Horror theorists and fans alike bounce a question back and forth. Can a horror comic be truly scary?
Certainly, as in any medium, comics can serve up a gross-out scare that rattles some readers. EC Comics achieved that time and again with skinless faces, flayed bodies and dismembered or decaying corpses.
For me, there’s a sequence in Alan Moore’s Neonomicon that conjures real psychological horror. That’s when we realize what the nearsighted FBI agent investigating mythos horrors has stumbled into as blurred panels hint at horrors that await in a watery underground chamber from which there’s no escape.
That controversial but award-winning mini-series has it’s share of gross-out scares as well, but that’s a digression.
Can a comic scare or at least make your skin crawl in other ways? Well how do you feel about spiders? Dark Horse’s All Eight Eyes mini-series might be a chill that’s right for you. Or maybe that’s a trigger warning.

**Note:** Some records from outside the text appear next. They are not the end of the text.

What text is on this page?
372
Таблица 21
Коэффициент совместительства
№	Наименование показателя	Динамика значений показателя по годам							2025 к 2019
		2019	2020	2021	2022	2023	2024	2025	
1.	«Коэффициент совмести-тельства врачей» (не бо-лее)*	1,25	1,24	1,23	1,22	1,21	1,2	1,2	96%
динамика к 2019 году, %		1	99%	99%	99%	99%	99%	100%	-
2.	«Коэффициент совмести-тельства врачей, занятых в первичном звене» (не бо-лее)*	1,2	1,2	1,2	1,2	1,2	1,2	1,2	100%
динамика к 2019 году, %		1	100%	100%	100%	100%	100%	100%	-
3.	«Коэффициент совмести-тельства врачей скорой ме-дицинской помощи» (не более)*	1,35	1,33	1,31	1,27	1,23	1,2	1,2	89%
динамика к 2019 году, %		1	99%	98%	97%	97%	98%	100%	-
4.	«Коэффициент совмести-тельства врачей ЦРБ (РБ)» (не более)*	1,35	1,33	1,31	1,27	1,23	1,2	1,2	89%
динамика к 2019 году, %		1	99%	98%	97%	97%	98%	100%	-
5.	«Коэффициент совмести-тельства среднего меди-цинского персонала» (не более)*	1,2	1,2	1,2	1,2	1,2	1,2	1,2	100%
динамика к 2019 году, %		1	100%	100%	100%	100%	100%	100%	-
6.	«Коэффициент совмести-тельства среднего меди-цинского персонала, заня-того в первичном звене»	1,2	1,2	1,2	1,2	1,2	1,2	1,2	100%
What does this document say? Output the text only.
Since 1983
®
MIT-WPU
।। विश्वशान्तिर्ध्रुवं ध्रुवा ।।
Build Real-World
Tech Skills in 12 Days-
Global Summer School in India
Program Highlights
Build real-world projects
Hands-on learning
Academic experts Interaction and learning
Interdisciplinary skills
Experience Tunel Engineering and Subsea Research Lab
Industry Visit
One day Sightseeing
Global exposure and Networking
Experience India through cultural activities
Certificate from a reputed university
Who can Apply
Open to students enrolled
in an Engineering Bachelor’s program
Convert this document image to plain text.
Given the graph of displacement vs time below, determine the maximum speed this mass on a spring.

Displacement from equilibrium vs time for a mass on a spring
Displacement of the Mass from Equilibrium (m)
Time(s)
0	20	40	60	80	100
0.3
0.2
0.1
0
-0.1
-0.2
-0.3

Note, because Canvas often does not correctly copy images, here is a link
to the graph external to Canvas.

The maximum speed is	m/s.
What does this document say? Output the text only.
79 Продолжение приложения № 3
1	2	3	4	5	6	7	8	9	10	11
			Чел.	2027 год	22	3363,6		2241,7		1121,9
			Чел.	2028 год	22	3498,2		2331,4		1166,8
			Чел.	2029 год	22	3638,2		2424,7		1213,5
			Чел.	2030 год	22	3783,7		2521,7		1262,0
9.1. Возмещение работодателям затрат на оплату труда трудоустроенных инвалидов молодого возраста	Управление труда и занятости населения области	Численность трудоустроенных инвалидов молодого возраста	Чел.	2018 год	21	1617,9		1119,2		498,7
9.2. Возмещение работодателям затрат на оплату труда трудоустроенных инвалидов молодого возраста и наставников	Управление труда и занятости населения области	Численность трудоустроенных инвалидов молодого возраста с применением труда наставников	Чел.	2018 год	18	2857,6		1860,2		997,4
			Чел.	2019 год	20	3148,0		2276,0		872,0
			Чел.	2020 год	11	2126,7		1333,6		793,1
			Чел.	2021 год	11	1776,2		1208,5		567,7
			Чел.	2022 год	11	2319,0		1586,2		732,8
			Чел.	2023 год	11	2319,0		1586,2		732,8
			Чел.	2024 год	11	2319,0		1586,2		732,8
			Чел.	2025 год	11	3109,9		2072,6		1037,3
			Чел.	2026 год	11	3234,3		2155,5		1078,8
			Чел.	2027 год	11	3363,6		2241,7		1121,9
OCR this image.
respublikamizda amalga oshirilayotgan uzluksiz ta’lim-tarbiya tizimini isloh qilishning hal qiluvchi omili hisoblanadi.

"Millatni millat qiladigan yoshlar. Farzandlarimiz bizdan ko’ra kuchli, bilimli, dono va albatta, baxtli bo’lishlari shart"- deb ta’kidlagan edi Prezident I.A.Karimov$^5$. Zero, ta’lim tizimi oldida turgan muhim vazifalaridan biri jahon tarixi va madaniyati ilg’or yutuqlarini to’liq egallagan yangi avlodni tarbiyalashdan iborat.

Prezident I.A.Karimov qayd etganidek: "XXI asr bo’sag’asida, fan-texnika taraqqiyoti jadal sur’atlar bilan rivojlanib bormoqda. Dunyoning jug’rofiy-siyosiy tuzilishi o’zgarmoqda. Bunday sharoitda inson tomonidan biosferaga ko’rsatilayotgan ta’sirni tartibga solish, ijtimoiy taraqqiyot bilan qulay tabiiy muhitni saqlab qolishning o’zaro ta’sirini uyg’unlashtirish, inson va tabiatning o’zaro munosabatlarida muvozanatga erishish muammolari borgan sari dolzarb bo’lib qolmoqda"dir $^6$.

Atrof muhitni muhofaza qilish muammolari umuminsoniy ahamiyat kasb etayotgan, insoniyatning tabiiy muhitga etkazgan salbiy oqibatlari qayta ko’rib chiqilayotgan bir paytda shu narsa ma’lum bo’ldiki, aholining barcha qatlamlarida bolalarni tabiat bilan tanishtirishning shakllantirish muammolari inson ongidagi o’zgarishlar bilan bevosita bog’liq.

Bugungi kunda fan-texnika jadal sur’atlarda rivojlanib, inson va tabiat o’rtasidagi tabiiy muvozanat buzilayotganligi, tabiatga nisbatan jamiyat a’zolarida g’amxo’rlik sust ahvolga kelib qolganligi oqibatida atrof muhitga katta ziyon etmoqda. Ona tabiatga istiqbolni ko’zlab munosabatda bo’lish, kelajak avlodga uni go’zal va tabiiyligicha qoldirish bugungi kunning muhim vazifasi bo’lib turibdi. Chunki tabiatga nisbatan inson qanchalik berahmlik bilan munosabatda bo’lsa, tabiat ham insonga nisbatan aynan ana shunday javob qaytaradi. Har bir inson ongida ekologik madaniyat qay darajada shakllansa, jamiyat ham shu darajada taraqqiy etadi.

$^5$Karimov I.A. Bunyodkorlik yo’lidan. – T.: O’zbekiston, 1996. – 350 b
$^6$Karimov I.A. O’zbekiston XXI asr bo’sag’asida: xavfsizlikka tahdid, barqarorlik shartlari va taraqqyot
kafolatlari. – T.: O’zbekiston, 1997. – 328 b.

In the story by Steve Foxe, with art by Piotr Kowalski, the eyes belong to long-legeddy beasties with eight legs. The series has described at Jaws meets Arachnophobia in post 9/11 New York City. So be warned before you look further if you suffer from arachnophobia.
Images like these, revealed here exclusively at Wicked Horror today, are skittering to readers in Issue 3.
Protagonist Vin Spencer will face the spiders along with readers. Vin is a college dropout and stoner. He is drawn into the battle against giant creatures in issue one.
As Vin’s mentor, a mysterious figure named Reynolds, steps up his crusade against the spiders, it’s Vin who may face the most danger.
With dank, shadowy subways where spiders lurk, looks like the answer to can a comic scare is at least: A comic can be unsettling.
If walking into a silky web or spotting an eight-legged pal in your house freaks you out, up that to scary!
All Eight Eyes No. 3 will be in stores June 21.